Understanding post-traumatic amnesia after a TBI

A blow to the head that causes a traumatic brain injury (TBI) can leave a victim with a wide range of physical and mental issues. Some resolve relatively soon as the swelling in the brain subsides. Others can take longer to fade and may require treatment and therapy.

Symptoms depend on what part of the brain was injured. A frightening and disconcerting outcome of a TBI can be memory loss, or amnesia. This is most common if an injury affects the hippocampus, amygdala and/or prefrontal cortex. These areas of the brain help people process memories. Amnesia following a brain injury is called post-traumatic amnesia (PTA). It can last for a few minutes, days or much longer.

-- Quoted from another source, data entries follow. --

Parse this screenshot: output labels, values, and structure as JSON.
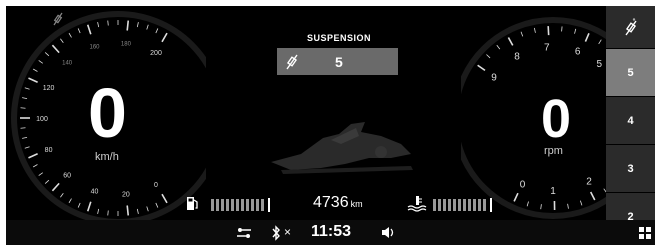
{
  "speed": {
    "value": "0",
    "unit": "km/h",
    "ticks": [
      "0",
      "20",
      "40",
      "60",
      "80",
      "100",
      "120",
      "140",
      "160",
      "180",
      "200"
    ]
  },
  "rpm": {
    "value": "0",
    "unit": "rpm",
    "ticks": [
      "0",
      "1",
      "2",
      "5",
      "6",
      "7",
      "8",
      "9"
    ]
  },
  "suspension": {
    "title": "SUSPENSION",
    "value": "5"
  },
  "suspension_levels": [
    "5",
    "4",
    "3",
    "2"
  ],
  "selected_level": "5",
  "odometer": {
    "value": "4736",
    "unit": "km"
  },
  "fuel_level_segments": 11,
  "temp_level_segments": 11,
  "status_bar": {
    "time": "11:53",
    "bluetooth_state": "×"
  },
  "icons": [
    "shock-absorber-icon",
    "fuel-pump-icon",
    "coolant-temp-icon",
    "settings-icon",
    "bluetooth-icon",
    "volume-icon",
    "grid-menu-icon"
  ],
  "colors": {
    "background": "#000000",
    "selected": "#7d7d7d",
    "panel": "#2b2b2b"
  }
}
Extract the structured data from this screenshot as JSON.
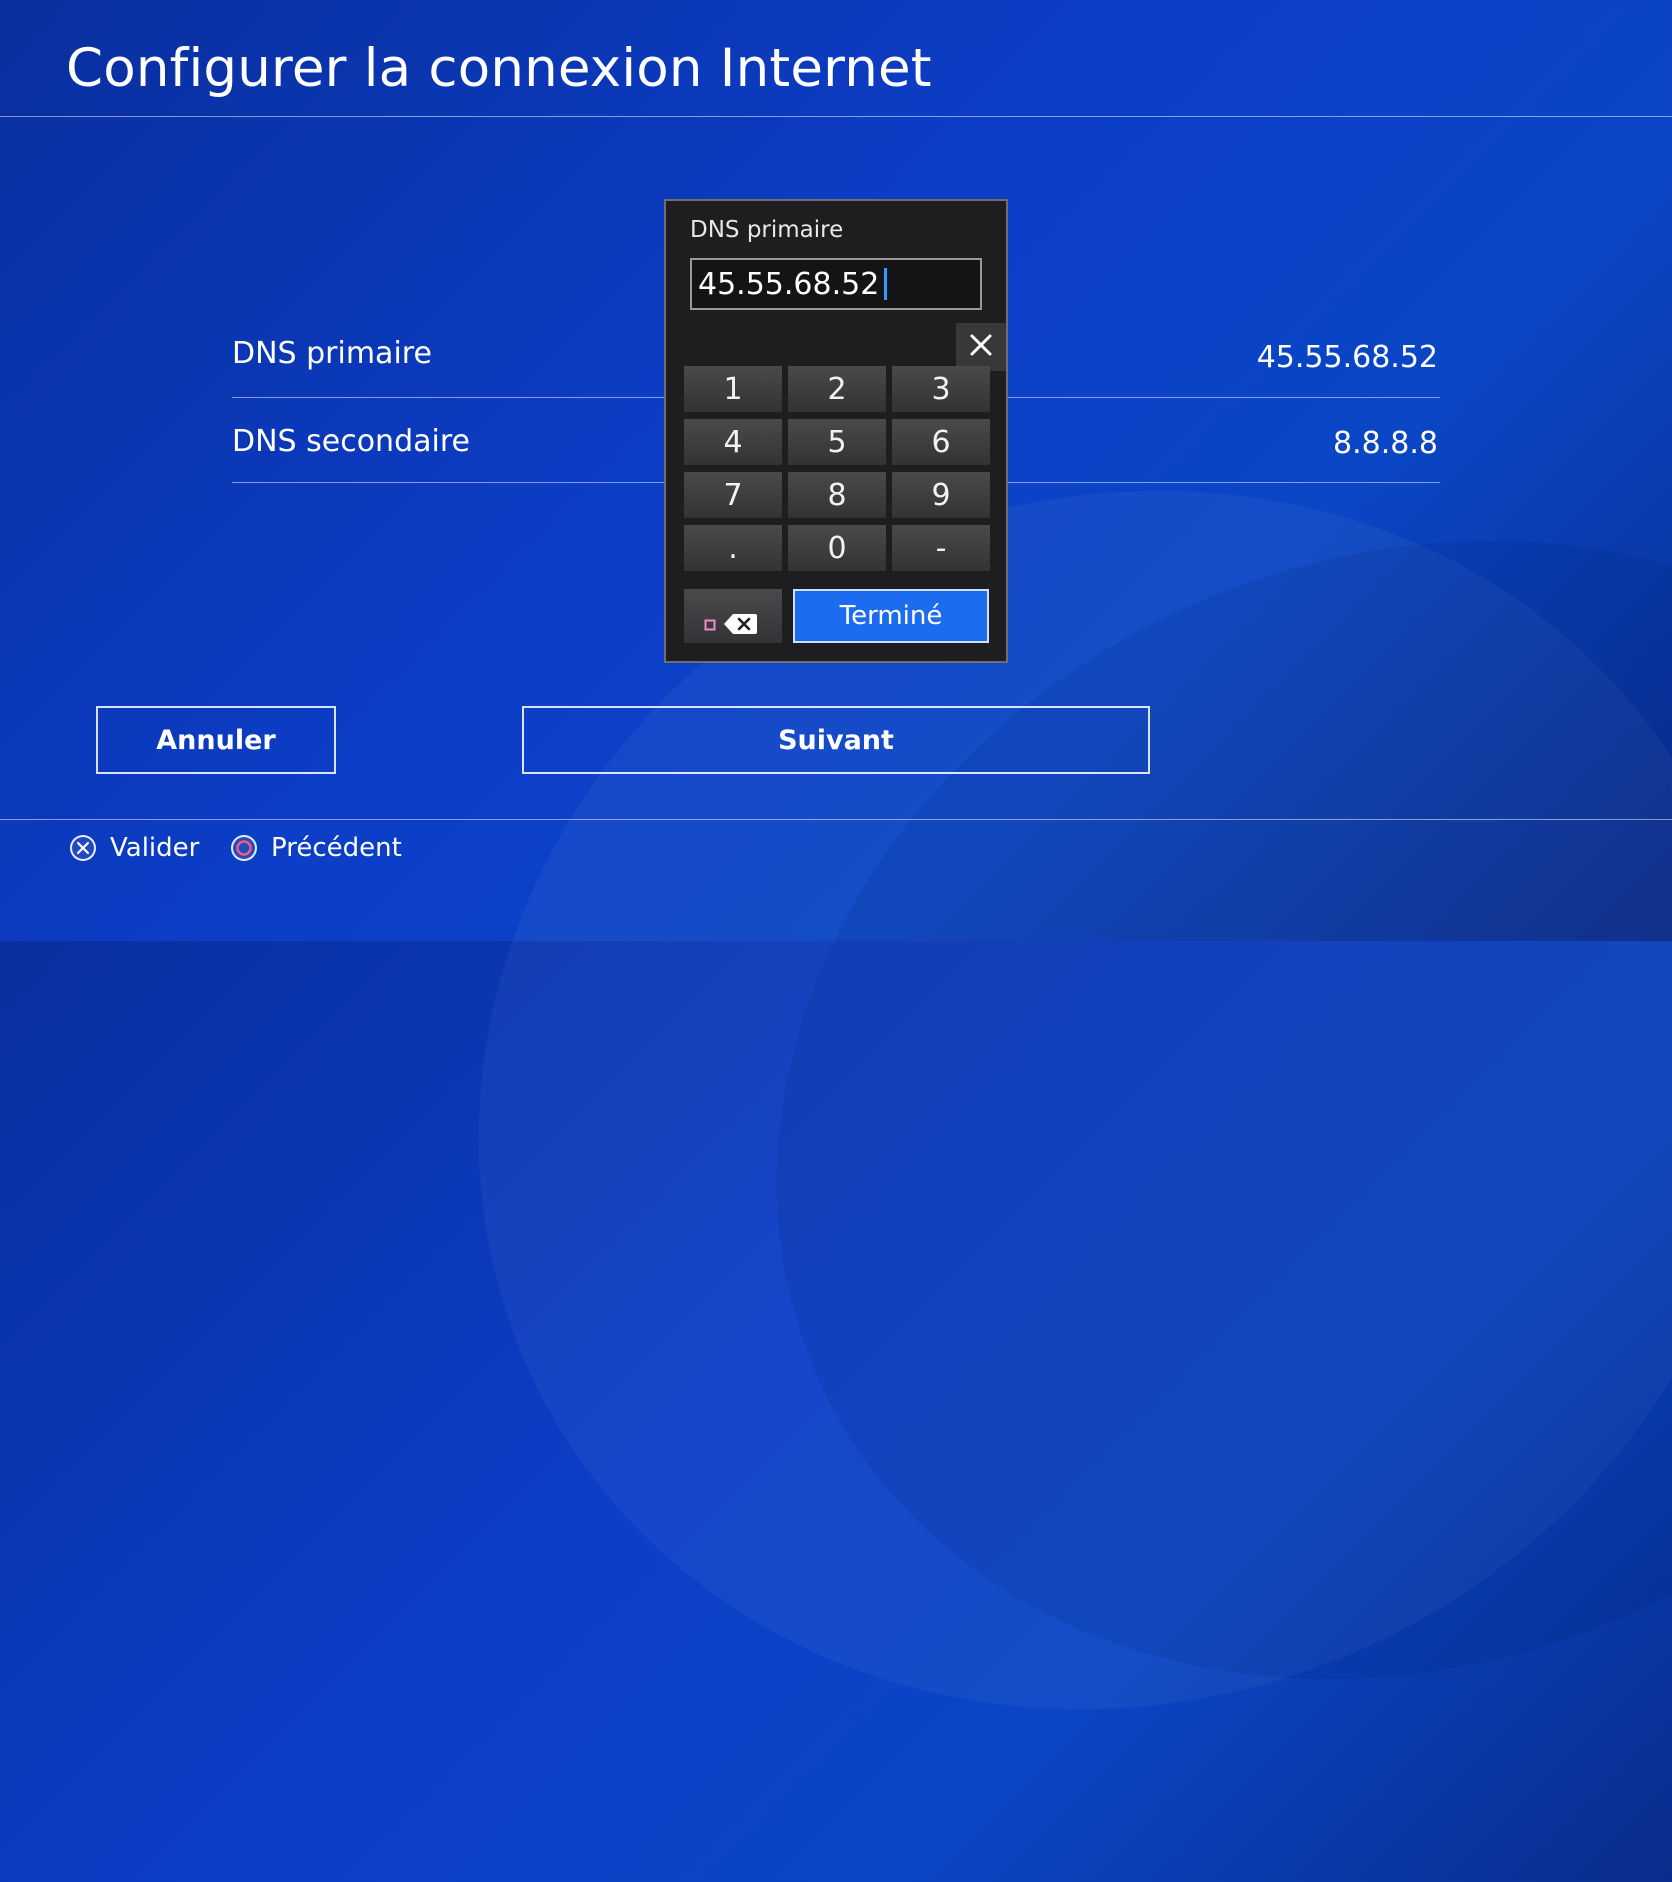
{
  "page": {
    "title": "Configurer la connexion Internet"
  },
  "settings": {
    "rows": [
      {
        "label": "DNS primaire",
        "value": "45.55.68.52"
      },
      {
        "label": "DNS secondaire",
        "value": "8.8.8.8"
      }
    ]
  },
  "buttons": {
    "cancel": "Annuler",
    "next": "Suivant"
  },
  "footer": {
    "confirm": {
      "icon": "cross-button-icon",
      "label": "Valider"
    },
    "back": {
      "icon": "circle-button-icon",
      "label": "Précédent"
    }
  },
  "dialog": {
    "label": "DNS primaire",
    "input_value": "45.55.68.52",
    "keys": [
      "1",
      "2",
      "3",
      "4",
      "5",
      "6",
      "7",
      "8",
      "9",
      ".",
      "0",
      "-"
    ],
    "done_label": "Terminé",
    "icons": {
      "close": "close-icon",
      "backspace": "backspace-icon",
      "square": "square-button-icon"
    }
  },
  "colors": {
    "accent": "#1c6cf0",
    "caret": "#2d9bff",
    "background": "#0c3ec8"
  }
}
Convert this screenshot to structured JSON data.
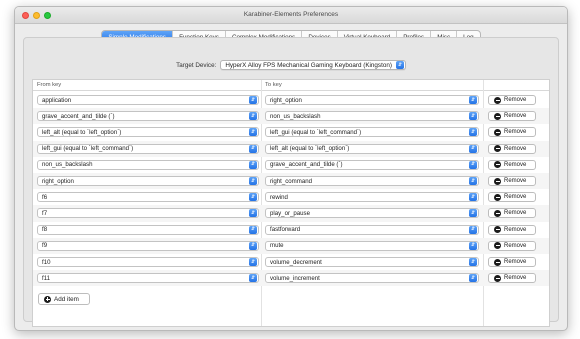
{
  "window": {
    "title": "Karabiner-Elements Preferences"
  },
  "tabs": [
    {
      "label": "Simple Modifications",
      "active": true
    },
    {
      "label": "Function Keys",
      "active": false
    },
    {
      "label": "Complex Modifications",
      "active": false
    },
    {
      "label": "Devices",
      "active": false
    },
    {
      "label": "Virtual Keyboard",
      "active": false
    },
    {
      "label": "Profiles",
      "active": false
    },
    {
      "label": "Misc",
      "active": false
    },
    {
      "label": "Log",
      "active": false
    }
  ],
  "target_device": {
    "label": "Target Device:",
    "value": "HyperX Alloy FPS Mechanical Gaming Keyboard (Kingston)"
  },
  "table": {
    "headers": {
      "from": "From key",
      "to": "To key"
    },
    "remove_label": "Remove",
    "rows": [
      {
        "from": "application",
        "to": "right_option"
      },
      {
        "from": "grave_accent_and_tilde (`)",
        "to": "non_us_backslash"
      },
      {
        "from": "left_alt (equal to `left_option`)",
        "to": "left_gui (equal to `left_command`)"
      },
      {
        "from": "left_gui (equal to `left_command`)",
        "to": "left_alt (equal to `left_option`)"
      },
      {
        "from": "non_us_backslash",
        "to": "grave_accent_and_tilde (`)"
      },
      {
        "from": "right_option",
        "to": "right_command"
      },
      {
        "from": "f6",
        "to": "rewind"
      },
      {
        "from": "f7",
        "to": "play_or_pause"
      },
      {
        "from": "f8",
        "to": "fastforward"
      },
      {
        "from": "f9",
        "to": "mute"
      },
      {
        "from": "f10",
        "to": "volume_decrement"
      },
      {
        "from": "f11",
        "to": "volume_increment"
      }
    ]
  },
  "add_item_label": "Add item",
  "colors": {
    "accent": "#2f7ff0",
    "close": "#fc5f57",
    "minimize": "#fdbc2e",
    "maximize": "#28c840"
  }
}
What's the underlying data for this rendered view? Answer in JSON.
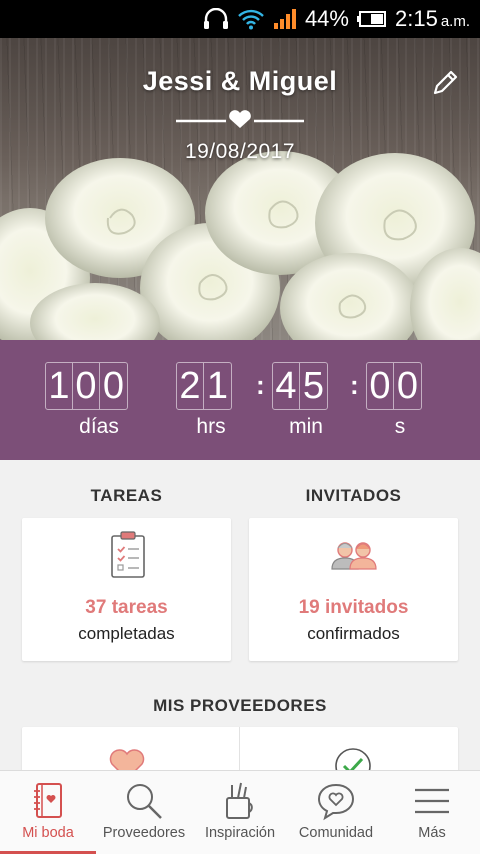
{
  "status_bar": {
    "battery_percent": "44%",
    "time": "2:15",
    "ampm": "a.m."
  },
  "hero": {
    "couple_names": "Jessi & Miguel",
    "wedding_date": "19/08/2017"
  },
  "countdown": {
    "days": [
      "1",
      "0",
      "0"
    ],
    "hours": [
      "2",
      "1"
    ],
    "minutes": [
      "4",
      "5"
    ],
    "seconds": [
      "0",
      "0"
    ],
    "days_label": "días",
    "hours_label": "hrs",
    "minutes_label": "min",
    "seconds_label": "s"
  },
  "tasks": {
    "title": "TAREAS",
    "count_text": "37 tareas",
    "sub_text": "completadas"
  },
  "guests": {
    "title": "INVITADOS",
    "count_text": "19 invitados",
    "sub_text": "confirmados"
  },
  "vendors": {
    "title": "MIS PROVEEDORES"
  },
  "nav": {
    "items": [
      {
        "label": "Mi boda",
        "icon": "notebook-icon",
        "active": true
      },
      {
        "label": "Proveedores",
        "icon": "search-icon",
        "active": false
      },
      {
        "label": "Inspiración",
        "icon": "pencil-cup-icon",
        "active": false
      },
      {
        "label": "Comunidad",
        "icon": "chat-heart-icon",
        "active": false
      },
      {
        "label": "Más",
        "icon": "menu-icon",
        "active": false
      }
    ]
  },
  "colors": {
    "accent": "#d4504f",
    "countdown_bg": "#7c4f78",
    "highlight_text": "#e07a7a"
  }
}
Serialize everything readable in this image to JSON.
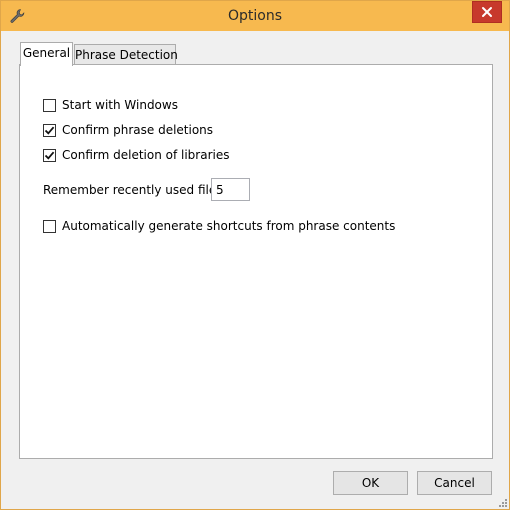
{
  "window": {
    "title": "Options",
    "titlebar_color": "#f7b94f",
    "app_icon": "wrench-icon",
    "close_icon": "close-icon"
  },
  "tabs": [
    {
      "label": "General",
      "selected": true
    },
    {
      "label": "Phrase Detection",
      "selected": false
    }
  ],
  "general": {
    "options": [
      {
        "label": "Start with Windows",
        "checked": false
      },
      {
        "label": "Confirm phrase deletions",
        "checked": true
      },
      {
        "label": "Confirm deletion of libraries",
        "checked": true
      }
    ],
    "recent_files": {
      "label": "Remember recently used files:",
      "value": "5"
    },
    "auto_shortcuts": {
      "label": "Automatically generate shortcuts from phrase contents",
      "checked": false
    }
  },
  "buttons": {
    "ok": "OK",
    "cancel": "Cancel"
  }
}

The most common types of PTA

The most common kind of PTA is called anterograde amnesia. A person with this type of amnesia can remember the minutes leading up to the injury but not what happened immediately (or maybe longer) afterwards. Retrograde amnesia is the second most common. This is where someone doesn’t remember what happened just before the injury, but they can remember what occurred afterwards.

People can have some combination of both kinds. Singer Amy Grant has talked extensively about the memory loss she suffered after a bike crash last year left her unconscious for ten minutes. Grant said she has no memory of how she fell off her bike or her initial days in the hospital. She said journaling helped her remember people’s names and other memories she had initially lost.

It’s crucial to be careful whom you talk to about an injurious incident

If you or a loved one has suffered PTA or other memory loss after a crash or other incident that was the fault of another party, it’s critical that the compensation you seek covers wages for lost work time, money you have to pay others to help with chores you can’t handle (like driving) and, of course, the costs of treatment.

It’s also important that a person who doesn’t have a clear memory of an event or the circumstances surrounding it not talk with insurance representatives or others who are not specifically on their side. It’s too easy to accept someone else’s view of an event that may not be accurate, and anything you say can work against you in getting a fair settlement. Obtaining sound legal guidance is a good first step to helping to protect your rights.